Um rótulo inesperado de herege parece que se firmou naquele momento, estacado por uma colega muito ocupada. É que achei melhor (sabe-se lá a tentação) assistir a aula sem escrever, do que escrever sem nada entender, noviço que era ali. A aula era de Geografia, mas mal atinava a demografia circundante. Na dúvida, caderno fechado e semblante estatístico.

Cúmplice das horas louras, entre as escapulidas para conhecer a cidade no recheio das aulas, meu caderno clorou-se no tremular dos dias. Entre os símbolos do destino, topei com a “escultura de Gutenberg”. Nunca se calcula uma metamorfose; do livro imenso do mar ao mar imenso do livro.

Aluno em que a lógica gramatical se espremia entre o surfar na Lua e a pedagogia “meus causos dão de dez em Paulo Freire” da professora de Língua Portuguesa, recebi a brasa fervente de pesquisar sobre fábulas. Entre as borrifadas de tédio daqueles dias, um raio sonoro rebentou as cordilheiras de água açucarada: danou-se! Eu era um marciano na Gramática, conhecia bem a formosa biblioteca municipal de Santos e os sebos na Praça dos Andradas, mas na prática da escrita...

Para nos afivelar ainda mais medo, como se fosse uma monja descrevendo o Inferno de Dante para os aventureiros no pecado, a mestra alertou: depois de Esopo, La Fontaine e dos irmãos Green, ninguém mais poderá fazer fábulas, todas já foram feitas. Em tempo anterior, como se desse para disfarçar essa mácula anímica, minha estimada educadora apontou para todos da sala, o judô que diuturnamente travava com a Última Flor do Lácio, no meu caso, mais inculta do que bela. Ferido em minhas fibras verbais pela alfinetada maliciosa, sorvi o desafio: Ah é? Não se pode mais fazer fábulas? Será?

O prazo de entrega era de uma semana. Desde logo procurei mover o Olimpo em minha empresa, precisaria impressionar, como não? A cada martelada na escrita escutava a voz da professora em sua alfinetada. Escrevia um pouco, apagava muito, delirava um tanto, tornava-me sério. E a voz dela reverberava, reverberava, reverberava. Nem senti as trepidações daquela semana, na biblioteca, apenas meu esforço titânico se ouvia no assoviar intranquilo do lápis.

Senti que havia dado formas finais ao meu grande projeto: modelar uma fábula. Era um tema simples, sobre a sabedoria de um grilo. Nascido o grande dia, estava até afetado na sala de aula, peito ampliado, olhar rijo e sorriso confiante. Um por um, todos eram chamados para a entrega. Pensava no início de meu encontro com a Literatura, amansando os Titãs da crítica, despistando as ninfas do elogio fácil; via-me na entrada triunfal.

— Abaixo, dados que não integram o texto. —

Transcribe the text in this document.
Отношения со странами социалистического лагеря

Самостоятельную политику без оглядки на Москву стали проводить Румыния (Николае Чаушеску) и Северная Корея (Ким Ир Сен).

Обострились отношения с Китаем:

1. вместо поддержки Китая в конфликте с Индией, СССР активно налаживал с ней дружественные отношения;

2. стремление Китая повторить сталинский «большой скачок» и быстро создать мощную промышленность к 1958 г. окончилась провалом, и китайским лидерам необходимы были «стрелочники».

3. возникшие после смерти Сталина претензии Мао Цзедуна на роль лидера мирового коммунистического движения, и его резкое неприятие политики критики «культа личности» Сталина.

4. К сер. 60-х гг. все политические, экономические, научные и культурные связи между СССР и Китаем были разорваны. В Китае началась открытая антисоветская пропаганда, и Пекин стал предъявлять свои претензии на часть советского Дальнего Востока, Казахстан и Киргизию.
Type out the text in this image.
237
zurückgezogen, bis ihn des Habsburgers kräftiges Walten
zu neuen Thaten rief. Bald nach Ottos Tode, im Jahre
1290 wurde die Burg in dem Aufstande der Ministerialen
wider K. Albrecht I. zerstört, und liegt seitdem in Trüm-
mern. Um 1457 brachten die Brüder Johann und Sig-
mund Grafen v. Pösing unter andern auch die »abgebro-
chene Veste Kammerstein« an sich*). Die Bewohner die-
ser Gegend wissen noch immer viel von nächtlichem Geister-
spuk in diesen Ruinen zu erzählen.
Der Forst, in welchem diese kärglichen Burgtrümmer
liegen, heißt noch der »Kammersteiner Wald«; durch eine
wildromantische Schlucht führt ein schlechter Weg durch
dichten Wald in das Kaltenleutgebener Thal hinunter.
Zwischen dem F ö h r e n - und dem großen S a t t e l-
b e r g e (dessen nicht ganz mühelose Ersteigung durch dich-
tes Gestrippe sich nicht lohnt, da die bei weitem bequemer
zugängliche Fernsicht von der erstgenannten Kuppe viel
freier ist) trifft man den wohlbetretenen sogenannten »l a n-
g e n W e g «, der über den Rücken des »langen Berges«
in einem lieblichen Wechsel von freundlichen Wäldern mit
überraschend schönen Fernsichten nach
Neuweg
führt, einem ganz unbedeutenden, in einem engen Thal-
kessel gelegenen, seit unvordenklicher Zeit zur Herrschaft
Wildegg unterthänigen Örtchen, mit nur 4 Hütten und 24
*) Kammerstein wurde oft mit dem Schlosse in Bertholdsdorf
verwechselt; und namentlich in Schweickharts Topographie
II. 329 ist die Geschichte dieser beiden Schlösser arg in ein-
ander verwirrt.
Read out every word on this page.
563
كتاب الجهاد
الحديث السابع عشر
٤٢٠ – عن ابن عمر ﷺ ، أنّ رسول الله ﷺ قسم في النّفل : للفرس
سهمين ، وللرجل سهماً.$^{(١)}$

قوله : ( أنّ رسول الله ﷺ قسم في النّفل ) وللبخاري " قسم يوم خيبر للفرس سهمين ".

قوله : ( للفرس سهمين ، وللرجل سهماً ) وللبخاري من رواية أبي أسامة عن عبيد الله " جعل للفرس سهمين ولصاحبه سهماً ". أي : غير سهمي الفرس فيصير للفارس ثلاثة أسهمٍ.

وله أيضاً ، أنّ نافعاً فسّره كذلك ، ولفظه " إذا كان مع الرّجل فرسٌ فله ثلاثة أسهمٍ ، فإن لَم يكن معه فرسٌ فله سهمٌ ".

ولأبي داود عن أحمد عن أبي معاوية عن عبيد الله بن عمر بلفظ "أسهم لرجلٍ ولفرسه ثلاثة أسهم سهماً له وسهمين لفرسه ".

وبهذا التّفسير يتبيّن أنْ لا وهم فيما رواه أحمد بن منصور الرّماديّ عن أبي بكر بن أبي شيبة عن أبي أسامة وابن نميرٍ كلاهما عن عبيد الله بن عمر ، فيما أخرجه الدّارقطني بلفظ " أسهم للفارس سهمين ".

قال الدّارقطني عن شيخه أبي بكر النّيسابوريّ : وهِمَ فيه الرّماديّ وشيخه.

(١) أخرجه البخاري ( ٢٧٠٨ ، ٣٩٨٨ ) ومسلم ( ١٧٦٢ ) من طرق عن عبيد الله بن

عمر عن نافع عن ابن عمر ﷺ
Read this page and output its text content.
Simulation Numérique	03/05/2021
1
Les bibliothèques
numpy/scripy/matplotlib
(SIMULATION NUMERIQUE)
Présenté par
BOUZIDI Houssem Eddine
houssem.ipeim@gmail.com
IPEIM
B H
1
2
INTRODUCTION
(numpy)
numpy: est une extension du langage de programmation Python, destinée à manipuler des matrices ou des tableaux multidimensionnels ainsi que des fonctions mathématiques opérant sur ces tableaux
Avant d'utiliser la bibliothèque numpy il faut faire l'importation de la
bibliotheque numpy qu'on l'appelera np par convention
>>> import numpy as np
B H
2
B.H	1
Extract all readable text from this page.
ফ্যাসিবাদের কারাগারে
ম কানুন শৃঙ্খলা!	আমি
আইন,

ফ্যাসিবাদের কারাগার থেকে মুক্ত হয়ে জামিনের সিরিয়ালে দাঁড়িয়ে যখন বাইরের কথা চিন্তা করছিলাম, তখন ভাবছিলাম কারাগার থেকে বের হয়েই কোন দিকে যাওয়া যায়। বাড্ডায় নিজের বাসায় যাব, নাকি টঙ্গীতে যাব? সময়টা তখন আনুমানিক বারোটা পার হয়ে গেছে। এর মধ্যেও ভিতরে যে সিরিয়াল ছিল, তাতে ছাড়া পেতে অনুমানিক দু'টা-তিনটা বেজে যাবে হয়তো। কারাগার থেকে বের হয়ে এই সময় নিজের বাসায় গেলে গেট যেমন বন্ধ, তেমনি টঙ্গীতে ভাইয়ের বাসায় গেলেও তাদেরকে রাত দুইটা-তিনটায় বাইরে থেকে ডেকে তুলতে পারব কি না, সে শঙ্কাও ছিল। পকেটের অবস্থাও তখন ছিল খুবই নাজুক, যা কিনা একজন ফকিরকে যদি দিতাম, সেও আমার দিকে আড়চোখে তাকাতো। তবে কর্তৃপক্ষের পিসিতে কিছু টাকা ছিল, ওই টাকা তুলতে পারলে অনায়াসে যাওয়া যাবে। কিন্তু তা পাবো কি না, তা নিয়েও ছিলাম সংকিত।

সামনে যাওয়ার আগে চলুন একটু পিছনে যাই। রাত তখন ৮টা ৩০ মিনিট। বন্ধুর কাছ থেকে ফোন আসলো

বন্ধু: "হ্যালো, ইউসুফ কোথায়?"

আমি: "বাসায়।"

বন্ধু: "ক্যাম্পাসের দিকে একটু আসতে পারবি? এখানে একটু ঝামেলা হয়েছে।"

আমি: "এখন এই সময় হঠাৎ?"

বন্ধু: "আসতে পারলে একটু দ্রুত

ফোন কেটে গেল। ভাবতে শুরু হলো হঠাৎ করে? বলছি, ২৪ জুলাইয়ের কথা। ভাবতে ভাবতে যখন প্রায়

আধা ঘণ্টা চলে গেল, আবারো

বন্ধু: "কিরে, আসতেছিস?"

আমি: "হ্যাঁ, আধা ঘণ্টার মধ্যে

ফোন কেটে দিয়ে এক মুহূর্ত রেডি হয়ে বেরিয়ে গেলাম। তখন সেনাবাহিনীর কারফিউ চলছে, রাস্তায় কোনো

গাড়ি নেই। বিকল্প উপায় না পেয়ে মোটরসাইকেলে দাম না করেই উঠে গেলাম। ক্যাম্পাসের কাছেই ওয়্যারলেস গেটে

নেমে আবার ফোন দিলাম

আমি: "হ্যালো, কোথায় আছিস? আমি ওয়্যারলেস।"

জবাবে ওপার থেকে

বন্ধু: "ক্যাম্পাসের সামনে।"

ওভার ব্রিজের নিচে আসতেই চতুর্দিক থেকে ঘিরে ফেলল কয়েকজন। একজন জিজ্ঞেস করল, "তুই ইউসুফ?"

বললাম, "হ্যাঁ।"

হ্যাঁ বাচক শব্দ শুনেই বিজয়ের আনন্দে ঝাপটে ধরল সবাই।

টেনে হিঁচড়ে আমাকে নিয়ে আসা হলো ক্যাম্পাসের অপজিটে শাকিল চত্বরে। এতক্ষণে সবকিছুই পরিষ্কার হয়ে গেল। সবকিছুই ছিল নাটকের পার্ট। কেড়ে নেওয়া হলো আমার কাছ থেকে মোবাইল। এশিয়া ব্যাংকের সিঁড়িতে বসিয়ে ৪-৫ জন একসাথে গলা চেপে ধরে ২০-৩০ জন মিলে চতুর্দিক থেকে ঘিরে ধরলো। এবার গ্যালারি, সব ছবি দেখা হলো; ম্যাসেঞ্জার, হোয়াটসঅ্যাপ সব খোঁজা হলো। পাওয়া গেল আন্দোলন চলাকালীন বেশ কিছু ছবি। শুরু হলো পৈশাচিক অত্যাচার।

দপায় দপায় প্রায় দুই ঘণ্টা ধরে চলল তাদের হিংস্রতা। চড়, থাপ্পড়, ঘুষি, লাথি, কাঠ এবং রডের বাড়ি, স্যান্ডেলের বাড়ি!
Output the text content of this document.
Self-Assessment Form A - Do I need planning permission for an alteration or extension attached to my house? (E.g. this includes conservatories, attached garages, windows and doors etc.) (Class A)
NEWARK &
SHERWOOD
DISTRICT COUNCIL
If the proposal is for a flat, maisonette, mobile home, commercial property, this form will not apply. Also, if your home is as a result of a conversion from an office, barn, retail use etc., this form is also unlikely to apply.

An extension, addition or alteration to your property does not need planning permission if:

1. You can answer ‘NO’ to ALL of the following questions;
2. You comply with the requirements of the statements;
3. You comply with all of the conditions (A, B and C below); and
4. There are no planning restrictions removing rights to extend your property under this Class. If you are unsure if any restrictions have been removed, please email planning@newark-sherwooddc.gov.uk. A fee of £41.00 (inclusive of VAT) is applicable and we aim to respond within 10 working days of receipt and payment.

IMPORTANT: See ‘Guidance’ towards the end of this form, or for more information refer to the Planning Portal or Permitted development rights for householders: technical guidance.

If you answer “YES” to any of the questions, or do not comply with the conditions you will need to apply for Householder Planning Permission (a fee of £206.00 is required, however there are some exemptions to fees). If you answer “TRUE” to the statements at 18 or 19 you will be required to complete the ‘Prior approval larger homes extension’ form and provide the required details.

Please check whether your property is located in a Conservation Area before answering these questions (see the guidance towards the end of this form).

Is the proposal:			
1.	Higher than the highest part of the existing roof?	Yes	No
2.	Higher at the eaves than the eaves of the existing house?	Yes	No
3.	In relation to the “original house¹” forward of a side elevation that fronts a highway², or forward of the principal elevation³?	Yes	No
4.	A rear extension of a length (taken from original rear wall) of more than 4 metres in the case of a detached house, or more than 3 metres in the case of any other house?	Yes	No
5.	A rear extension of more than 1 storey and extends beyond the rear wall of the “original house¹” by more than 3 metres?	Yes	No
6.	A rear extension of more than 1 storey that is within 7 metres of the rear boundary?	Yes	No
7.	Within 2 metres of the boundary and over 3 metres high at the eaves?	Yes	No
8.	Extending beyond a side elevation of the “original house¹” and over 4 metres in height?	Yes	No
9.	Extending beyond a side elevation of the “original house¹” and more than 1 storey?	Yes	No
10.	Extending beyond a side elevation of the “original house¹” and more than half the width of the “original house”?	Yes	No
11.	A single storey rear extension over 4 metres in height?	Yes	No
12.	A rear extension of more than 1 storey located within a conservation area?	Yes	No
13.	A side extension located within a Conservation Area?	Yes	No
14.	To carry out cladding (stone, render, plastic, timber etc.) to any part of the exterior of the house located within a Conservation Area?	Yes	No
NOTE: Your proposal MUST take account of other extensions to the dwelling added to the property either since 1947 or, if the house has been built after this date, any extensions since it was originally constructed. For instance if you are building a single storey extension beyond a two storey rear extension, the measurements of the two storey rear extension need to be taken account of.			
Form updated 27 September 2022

Dias se passam na apreensão, e a sensação dos louros revirava o peito. Depois de tantos, sou chamado ao Arco do Triunfo. De alma levitando, caminho para a mesa de correção. Soltando um sorriso desértico, a mestra fulmina: sei que foi você quem escreveu, já disse, não se pode mais fazer fábulas. Não lembro para qual direção foi meu olhar.